Shermer writes an interesting tale, but there is something that just doesn't "feel right" when I'm reading the book. I buy most of the analysis, but he shades things toward a liberatarian bias that I'm not happy with. I know that I'm arguing ad hominem, but his background of being cocksure in his evangelical phase, then cocksure in his Ayn Randian/libertarian phase, and now cocksure in his free market/evolutionary psychology/neuroeconomics phase. He's a serial prosyletizer. He's very effective in packaging and marketing. He isn't an original thinker, but he is entertaining and informative.

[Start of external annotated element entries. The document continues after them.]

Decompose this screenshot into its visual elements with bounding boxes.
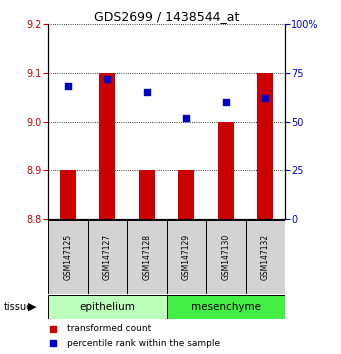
Text: GSM147129: GSM147129 — [182, 234, 191, 280]
Text: GSM147125: GSM147125 — [63, 234, 72, 280]
Point — [105, 76, 110, 81]
Point — [223, 99, 228, 105]
Bar — [88, 220, 127, 294]
Bar — [127, 220, 166, 294]
Text: epithelium: epithelium — [79, 302, 135, 312]
Text: mesenchyme: mesenchyme — [191, 302, 261, 312]
Point — [65, 84, 71, 89]
Bar — [48, 220, 88, 294]
Text: GSM147132: GSM147132 — [261, 234, 270, 280]
Title: GDS2699 / 1438544_at: GDS2699 / 1438544_at — [94, 10, 239, 23]
Bar — [139, 170, 155, 219]
Text: ▶: ▶ — [28, 302, 36, 312]
Bar — [48, 295, 166, 319]
Text: GSM147130: GSM147130 — [221, 234, 230, 280]
Text: percentile rank within the sample: percentile rank within the sample — [67, 338, 220, 348]
Point — [183, 115, 189, 120]
Point — [263, 95, 268, 101]
Text: transformed count: transformed count — [67, 325, 151, 333]
Point — [144, 90, 149, 95]
Bar — [166, 220, 206, 294]
Bar — [246, 220, 285, 294]
Text: GSM147127: GSM147127 — [103, 234, 112, 280]
Bar — [60, 170, 76, 219]
Text: GSM147128: GSM147128 — [142, 234, 151, 280]
Text: tissue: tissue — [3, 302, 32, 312]
Bar — [166, 295, 285, 319]
Bar — [99, 73, 115, 219]
Bar — [206, 220, 246, 294]
Bar — [178, 170, 194, 219]
Bar — [218, 121, 234, 219]
Bar — [257, 73, 273, 219]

He's the kind of guy that I don't mind edging up to in order to listen to, but he is not a guy I want to spend time with. He has too much of the air of snake oil salesman. He's probably a wonderful human being (e.g. he claims that people with his ideological makeup are far more charitable than people like myself), but I would rather spend my time with people who come across as more empathic and warm and caring and certainly more forgiving of the confusion that is the human condition.
I intend to read the book again. It is worth it. Not because it is original, but because it summarizes a lot of current trends in thinking. It is a nice panoramic survey. But it is too tidy to encourage debate. I guess what I'm saying is that this reads more like a Cole's Notes than a literary original. Certainly Cole's Notes has a role to play in helping you to understand the "lay of the land" but it doesn't provide the essential experience of plunging into the artistic original.